Still, a small complaint about what is otherwise a real masterpiece. It's not 'fun', rather it's very disturbing and harrowing, but it's definitely an experience in the real 'lights down, headphones cranked up' sense. Loved it.

Keef Monkey

Played through Assassin's Creed: Origins, which I enjoyed a lot initially and then became a real trudge.

It started out really promisingly, with a very cool setting and a couple of lead characters I immediately cared about. By the end though I'd really soured on it, thanks to very messy mission design and the controls for movement, free-running and traversal being astonishingly bad for a franchise this far along, let alone one where free-running and traversal is such a focus. So many other games have come along and done that well while AC has never really been afforded the development time to properly nail it.

Bug-wise it was solid though, so all those launch woes must have been patched out. It's just such a shame it takes such a nose-dive, especially coming after Black Flag which was a real high point of the series, and the only AC game so far I'd call a classic.

Apestrife

Bioshock Infinite. Accidently rushed through this one last time playing it. Thought of it mostly like a good fast paced shooter where you follow a pointer through a very complicated story...

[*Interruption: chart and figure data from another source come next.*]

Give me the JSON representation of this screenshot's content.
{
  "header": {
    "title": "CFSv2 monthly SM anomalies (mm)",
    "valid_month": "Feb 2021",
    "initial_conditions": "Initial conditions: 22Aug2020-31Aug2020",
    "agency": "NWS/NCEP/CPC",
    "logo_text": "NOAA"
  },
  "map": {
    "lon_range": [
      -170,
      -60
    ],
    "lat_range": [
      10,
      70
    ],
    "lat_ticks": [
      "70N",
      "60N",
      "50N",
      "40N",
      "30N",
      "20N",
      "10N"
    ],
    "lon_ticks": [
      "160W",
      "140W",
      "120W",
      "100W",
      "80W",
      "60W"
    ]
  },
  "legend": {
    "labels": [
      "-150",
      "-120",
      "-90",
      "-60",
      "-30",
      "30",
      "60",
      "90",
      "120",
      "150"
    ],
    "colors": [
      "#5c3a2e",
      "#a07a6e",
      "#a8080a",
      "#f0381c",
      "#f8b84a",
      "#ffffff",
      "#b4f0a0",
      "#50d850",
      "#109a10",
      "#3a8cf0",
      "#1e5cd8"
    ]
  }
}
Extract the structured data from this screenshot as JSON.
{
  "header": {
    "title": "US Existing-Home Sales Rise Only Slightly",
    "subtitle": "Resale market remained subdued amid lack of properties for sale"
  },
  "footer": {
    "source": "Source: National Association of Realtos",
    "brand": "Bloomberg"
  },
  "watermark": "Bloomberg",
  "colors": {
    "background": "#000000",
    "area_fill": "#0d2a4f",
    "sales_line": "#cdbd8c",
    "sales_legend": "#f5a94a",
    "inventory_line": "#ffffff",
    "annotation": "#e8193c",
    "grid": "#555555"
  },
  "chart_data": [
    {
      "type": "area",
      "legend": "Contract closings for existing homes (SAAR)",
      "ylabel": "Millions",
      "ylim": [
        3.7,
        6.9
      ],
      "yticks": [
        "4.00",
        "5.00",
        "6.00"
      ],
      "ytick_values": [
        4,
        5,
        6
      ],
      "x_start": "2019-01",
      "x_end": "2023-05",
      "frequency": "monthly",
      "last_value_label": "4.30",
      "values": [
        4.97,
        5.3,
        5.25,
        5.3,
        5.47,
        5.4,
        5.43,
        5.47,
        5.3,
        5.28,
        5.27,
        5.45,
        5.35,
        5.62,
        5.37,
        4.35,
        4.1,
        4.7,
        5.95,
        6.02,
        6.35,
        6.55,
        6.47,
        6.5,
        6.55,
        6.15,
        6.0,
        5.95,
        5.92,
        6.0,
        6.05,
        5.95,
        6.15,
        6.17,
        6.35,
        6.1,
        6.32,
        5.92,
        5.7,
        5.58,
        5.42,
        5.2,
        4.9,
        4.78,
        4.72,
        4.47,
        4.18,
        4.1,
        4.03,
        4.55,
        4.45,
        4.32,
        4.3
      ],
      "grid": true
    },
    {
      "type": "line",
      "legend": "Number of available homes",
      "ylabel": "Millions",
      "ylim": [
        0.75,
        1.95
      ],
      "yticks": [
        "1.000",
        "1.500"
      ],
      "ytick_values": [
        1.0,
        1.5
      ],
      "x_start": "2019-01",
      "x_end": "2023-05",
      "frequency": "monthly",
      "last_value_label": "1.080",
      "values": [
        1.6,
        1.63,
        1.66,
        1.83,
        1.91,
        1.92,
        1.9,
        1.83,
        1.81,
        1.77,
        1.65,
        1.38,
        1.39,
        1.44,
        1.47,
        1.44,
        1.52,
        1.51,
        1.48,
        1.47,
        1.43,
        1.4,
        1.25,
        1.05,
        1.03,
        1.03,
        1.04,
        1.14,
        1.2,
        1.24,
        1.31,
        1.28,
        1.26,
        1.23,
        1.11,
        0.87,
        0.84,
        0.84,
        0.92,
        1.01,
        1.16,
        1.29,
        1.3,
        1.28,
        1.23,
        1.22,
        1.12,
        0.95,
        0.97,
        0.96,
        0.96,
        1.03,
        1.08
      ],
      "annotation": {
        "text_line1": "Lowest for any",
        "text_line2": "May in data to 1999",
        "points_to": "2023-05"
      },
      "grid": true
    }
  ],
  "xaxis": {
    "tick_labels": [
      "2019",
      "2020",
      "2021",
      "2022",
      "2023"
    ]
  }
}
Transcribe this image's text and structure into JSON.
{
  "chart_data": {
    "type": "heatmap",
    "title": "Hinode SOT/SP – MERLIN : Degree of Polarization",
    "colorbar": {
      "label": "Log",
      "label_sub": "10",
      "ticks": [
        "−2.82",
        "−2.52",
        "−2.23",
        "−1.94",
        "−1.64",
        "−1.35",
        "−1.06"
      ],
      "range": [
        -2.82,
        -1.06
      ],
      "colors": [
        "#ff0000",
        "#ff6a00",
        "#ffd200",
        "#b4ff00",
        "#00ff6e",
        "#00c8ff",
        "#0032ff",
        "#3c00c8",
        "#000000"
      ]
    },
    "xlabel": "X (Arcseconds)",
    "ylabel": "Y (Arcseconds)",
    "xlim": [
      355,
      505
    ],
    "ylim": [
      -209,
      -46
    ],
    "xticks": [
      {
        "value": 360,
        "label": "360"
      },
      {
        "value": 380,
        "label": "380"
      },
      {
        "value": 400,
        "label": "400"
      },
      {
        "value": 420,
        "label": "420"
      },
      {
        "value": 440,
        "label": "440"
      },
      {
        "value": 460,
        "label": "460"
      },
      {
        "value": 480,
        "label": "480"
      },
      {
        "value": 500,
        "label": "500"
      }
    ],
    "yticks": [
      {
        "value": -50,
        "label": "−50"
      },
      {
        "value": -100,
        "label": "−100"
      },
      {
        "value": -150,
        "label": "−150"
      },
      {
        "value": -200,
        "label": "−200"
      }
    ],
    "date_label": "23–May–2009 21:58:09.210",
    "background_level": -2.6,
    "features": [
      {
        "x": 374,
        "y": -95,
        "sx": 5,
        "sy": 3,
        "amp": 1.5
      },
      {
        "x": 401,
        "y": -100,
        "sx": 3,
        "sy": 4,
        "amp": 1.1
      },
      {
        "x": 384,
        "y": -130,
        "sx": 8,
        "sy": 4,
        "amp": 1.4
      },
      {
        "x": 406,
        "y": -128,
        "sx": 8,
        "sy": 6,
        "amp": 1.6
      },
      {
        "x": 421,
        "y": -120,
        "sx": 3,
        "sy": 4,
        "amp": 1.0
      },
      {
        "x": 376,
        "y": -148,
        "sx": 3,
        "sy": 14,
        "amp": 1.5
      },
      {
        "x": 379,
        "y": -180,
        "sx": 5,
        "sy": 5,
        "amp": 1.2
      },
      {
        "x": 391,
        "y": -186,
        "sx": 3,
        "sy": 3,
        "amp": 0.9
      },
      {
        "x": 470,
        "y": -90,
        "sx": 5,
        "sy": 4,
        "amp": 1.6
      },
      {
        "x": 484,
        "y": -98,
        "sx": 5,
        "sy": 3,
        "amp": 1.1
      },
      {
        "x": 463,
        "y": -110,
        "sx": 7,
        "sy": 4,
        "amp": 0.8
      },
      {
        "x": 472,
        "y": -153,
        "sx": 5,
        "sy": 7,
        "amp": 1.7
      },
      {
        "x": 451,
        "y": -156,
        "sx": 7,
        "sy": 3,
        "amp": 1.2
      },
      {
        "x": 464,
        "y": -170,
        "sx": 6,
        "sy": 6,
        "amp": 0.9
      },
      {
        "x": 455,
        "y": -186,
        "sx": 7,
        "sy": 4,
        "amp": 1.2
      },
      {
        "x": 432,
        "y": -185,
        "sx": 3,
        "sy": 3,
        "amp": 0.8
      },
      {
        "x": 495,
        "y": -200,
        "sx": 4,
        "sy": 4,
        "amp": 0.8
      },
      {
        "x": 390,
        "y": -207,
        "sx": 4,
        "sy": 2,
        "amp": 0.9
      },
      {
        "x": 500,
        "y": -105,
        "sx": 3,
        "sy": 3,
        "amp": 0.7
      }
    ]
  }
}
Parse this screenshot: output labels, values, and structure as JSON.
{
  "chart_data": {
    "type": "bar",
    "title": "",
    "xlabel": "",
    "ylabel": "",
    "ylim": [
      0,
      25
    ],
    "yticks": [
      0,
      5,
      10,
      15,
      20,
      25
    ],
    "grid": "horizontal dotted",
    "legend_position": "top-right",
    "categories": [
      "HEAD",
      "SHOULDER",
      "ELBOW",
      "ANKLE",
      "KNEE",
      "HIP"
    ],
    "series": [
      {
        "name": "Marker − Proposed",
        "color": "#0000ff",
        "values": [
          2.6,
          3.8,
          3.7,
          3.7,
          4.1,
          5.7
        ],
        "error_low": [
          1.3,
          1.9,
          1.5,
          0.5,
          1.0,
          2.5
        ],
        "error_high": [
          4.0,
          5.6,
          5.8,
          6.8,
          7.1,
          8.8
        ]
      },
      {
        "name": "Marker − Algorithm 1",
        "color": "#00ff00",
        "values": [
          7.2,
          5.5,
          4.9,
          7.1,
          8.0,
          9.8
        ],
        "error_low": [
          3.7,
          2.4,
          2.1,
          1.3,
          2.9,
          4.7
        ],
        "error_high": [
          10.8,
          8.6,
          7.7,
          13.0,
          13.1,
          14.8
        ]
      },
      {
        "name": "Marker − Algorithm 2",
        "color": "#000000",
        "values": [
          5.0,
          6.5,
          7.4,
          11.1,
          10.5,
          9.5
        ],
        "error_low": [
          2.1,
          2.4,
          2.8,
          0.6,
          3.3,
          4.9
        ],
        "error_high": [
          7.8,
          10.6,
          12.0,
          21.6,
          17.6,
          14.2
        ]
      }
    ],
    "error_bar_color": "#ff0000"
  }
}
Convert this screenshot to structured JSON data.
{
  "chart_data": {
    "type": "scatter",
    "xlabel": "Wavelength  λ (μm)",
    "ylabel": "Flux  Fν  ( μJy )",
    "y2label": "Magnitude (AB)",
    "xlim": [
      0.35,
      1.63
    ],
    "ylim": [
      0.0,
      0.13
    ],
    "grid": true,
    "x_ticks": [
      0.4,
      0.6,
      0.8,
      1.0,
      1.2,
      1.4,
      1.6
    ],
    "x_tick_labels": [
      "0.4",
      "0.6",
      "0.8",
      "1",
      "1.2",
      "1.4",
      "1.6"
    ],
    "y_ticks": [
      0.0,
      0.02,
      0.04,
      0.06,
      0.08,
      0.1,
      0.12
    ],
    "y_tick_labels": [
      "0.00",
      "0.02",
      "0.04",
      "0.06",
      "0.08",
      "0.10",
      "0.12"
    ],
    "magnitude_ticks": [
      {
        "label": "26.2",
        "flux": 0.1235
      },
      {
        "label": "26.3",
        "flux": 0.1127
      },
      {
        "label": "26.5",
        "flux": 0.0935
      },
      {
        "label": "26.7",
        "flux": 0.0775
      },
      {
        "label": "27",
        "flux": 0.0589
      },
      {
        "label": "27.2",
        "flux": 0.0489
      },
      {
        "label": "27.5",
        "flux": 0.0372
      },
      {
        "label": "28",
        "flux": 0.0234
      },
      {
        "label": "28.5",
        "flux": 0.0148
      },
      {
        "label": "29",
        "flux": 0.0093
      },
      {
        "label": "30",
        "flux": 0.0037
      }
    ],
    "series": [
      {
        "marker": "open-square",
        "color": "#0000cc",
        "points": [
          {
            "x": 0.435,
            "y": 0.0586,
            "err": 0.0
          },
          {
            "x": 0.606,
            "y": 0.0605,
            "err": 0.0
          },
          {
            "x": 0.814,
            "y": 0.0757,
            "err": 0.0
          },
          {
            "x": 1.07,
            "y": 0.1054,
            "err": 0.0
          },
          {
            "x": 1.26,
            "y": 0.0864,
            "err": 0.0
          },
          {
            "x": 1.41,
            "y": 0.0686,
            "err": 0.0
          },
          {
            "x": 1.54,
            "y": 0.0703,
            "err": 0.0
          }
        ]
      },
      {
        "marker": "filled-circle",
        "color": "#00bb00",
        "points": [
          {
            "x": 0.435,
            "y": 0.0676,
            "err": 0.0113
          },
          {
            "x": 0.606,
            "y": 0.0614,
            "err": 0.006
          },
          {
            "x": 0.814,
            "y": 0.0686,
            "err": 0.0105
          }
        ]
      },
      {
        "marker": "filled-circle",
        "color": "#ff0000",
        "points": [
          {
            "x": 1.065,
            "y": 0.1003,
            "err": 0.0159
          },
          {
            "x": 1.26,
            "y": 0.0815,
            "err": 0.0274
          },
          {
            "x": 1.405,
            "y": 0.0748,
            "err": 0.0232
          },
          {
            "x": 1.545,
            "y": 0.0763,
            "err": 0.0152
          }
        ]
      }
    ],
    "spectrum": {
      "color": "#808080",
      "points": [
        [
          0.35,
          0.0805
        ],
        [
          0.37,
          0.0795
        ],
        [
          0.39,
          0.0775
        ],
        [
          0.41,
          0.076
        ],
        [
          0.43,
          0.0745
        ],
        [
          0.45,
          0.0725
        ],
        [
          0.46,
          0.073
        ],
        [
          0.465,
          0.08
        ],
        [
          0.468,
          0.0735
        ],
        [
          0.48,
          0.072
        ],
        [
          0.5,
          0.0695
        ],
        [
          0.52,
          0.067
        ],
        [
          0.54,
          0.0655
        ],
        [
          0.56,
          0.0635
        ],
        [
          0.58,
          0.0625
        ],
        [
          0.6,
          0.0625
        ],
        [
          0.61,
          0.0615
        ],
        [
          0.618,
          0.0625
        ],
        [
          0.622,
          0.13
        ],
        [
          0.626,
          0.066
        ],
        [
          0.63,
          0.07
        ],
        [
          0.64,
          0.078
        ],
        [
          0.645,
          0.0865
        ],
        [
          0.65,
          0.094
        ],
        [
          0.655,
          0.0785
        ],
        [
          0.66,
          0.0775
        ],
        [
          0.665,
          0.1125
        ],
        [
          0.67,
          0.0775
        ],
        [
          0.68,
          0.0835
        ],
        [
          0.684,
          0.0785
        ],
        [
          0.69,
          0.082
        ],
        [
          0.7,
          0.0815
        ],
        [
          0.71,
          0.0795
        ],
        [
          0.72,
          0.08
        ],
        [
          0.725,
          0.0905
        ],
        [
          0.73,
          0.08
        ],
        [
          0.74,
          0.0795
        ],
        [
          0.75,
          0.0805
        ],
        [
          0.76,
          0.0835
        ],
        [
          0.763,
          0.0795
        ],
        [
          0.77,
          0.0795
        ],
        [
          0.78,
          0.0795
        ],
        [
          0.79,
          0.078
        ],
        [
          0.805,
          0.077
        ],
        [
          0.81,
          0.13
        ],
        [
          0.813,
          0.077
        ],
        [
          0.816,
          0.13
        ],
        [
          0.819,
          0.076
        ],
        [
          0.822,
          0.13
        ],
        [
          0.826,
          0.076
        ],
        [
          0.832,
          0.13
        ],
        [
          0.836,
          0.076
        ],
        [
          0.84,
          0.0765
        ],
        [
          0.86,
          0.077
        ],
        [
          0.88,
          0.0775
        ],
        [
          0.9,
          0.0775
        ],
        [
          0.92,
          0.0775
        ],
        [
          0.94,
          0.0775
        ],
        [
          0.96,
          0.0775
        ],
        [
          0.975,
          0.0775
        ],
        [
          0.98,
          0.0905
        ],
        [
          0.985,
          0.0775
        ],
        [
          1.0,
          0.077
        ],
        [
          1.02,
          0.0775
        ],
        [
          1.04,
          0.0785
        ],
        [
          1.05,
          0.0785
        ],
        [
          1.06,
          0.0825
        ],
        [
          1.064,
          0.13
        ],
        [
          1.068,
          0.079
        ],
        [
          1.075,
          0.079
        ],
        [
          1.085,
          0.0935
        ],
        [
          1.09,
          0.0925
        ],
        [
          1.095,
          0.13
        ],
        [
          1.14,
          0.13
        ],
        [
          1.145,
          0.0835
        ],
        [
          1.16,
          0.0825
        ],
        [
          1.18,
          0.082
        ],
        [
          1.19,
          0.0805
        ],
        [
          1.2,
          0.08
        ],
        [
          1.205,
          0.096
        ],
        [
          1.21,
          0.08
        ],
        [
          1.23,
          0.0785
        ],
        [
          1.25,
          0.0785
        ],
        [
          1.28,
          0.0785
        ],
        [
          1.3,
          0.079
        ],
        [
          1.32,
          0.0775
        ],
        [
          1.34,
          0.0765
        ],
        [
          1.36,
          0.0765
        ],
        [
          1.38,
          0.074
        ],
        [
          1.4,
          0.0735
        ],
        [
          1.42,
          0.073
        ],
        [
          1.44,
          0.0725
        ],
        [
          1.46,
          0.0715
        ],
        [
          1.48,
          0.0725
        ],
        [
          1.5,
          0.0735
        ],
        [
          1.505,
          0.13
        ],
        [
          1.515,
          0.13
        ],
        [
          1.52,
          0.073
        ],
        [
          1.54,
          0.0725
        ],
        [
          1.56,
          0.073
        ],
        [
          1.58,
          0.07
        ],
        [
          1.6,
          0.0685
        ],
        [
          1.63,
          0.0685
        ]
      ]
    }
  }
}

Took my time this time around. Got so much more out of it. There's so much detail to everything. Alot of "texture" so to say, a lived quality. And while the world (a floating city in the sky) is quite awful on many accounts, there's a sadness to it when things begin to burn. Has some big aha moments, and I think the ending (which is a big one) begs the for another go.

Only thing which I wasn't too fond of is the level of violence. While the game doesn't try to criticize (which alot of violent games has a tendency to) I think the game is a bit too much at times. Violence really suits the game, but I think it could'v done with a bit less in order to make some of it's moments it to stand out more.

Here's a trailer if someone's interested. https://www.youtube.com/watch?v=KIY3tOjHhxY

Tiplodocus

Long train journey and decided to leave the Switch at home so its Mario Kart 7 and Metroid: Samus Returns on the 3DS xl. Glorious.
Be excellent to each other. And party on!

Professor Bear

Far Cry: Primal, which I finally got around to sitting down and playing in full.  Not bad.
Some rough edges in the mechanics - it feels a lot like an expansion pack that got bumped to full game status, the central plot not having a lot of meat on it and the bulk of the game being unconnected activities on an open world map not doing much to dispel the notion - but on the plus side you get to be the protagonist of a mid-80s Dio track by riding around on the back of a tiger braining cavemen with a burning axe, and it's such good fun you barely even notice that your ultimate goal is the genocide of a rival tribe.